Muldoon, Sylvan - Fear of ‘possession’
Type of Spiritual Experience
A description of the experience
Projection of the Astral Body – Muldoon and Carrington 1929
I shall now explain how fear exerts both a negative and positive effect upon projection, depending upon the circumstances under which the fear manifests.
When I first experienced conscious projection of the astral body, I’ll admit, I used to be afraid, not during the projection, that is the strange part, but before going to sleep. The wonder of it gripped my mind beyond words; gripped me more than anything else ever gripped me.
I somehow conceived the idea (mostly as the result of hearing others tell about it) that fiends, murderers and all sorts of devils lurked on the astral plane, waiting to get into people! One prominent Spiritualist informed me that some devil might influence me while projected, or that he might get into my physical body and prevent me from getting back into it again!

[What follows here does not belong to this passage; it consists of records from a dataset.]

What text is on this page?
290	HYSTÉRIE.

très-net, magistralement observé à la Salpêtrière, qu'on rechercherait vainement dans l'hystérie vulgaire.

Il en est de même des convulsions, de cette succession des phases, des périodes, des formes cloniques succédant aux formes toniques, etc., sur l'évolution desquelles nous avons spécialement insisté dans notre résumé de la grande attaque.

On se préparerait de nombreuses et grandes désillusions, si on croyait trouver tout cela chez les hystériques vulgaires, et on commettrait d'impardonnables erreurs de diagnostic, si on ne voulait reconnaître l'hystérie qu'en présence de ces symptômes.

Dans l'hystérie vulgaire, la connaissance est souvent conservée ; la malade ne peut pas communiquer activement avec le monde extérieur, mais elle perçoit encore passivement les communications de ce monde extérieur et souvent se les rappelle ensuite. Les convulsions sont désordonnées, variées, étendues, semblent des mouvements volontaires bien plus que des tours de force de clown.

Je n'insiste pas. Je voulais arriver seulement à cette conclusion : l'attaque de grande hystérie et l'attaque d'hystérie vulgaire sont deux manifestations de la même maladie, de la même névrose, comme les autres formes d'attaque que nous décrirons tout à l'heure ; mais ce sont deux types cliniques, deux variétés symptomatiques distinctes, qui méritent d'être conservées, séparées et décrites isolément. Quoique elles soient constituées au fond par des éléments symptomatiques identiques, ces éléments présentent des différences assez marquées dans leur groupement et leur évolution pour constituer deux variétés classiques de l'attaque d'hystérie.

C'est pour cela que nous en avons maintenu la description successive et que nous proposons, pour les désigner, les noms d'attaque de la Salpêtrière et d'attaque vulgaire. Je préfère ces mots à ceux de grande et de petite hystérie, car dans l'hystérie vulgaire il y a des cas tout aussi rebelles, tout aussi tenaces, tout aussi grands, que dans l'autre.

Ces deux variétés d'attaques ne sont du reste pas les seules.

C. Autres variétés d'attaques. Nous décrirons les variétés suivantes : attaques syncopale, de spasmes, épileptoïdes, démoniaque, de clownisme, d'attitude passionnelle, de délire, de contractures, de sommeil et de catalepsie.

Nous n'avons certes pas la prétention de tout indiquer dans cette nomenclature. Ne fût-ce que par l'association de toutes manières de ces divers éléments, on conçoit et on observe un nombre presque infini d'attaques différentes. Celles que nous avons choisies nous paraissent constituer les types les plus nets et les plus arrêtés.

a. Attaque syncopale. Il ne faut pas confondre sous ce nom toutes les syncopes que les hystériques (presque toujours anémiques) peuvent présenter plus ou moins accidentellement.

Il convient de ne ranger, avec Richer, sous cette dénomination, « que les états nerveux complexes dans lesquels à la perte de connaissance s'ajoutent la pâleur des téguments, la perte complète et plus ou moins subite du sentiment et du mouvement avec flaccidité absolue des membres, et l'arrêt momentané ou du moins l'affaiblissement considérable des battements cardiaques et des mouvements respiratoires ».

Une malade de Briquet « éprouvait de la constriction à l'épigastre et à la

I admit that I was frightened - so frightened at first that I was afraid to go to sleep at night. I had the whole phenomenon firmly fixed in my mind, and would always begin to think of it, to vision it, just as soon as I went to bed, because of my fear that I should project and would be apprehended by some astral monster !
And what did this fear do ? It made me project all the more, for my mind was so saturated by the knowledge of what took place, and intensified by fear: fear which externalised my neuric energy, as it does everyone else's, making me still more subject to extensive separations - that, no sooner would I fall asleep than I would be dreaming of projection.
And every single time, the astral body would be pulled out by the suggestion coming from my mind. Many times I would become conscious, emerging from the dream state ; and many times I would merely dream the action out - with the body participating. Repercussions were a nightly occurrence. But the fact which baffled me the most was this: Why was I so terribly frightened when in the physical, or when first awakening within cord activity range (which would cause repercussion) while, when free - that is, when waking outside cord activity range - I would have no fear whatever?
This was one of the observations that impressed me the most forcibly - why the fear disappeared. It was like a player before a football game, or a prizefighter before the fight began.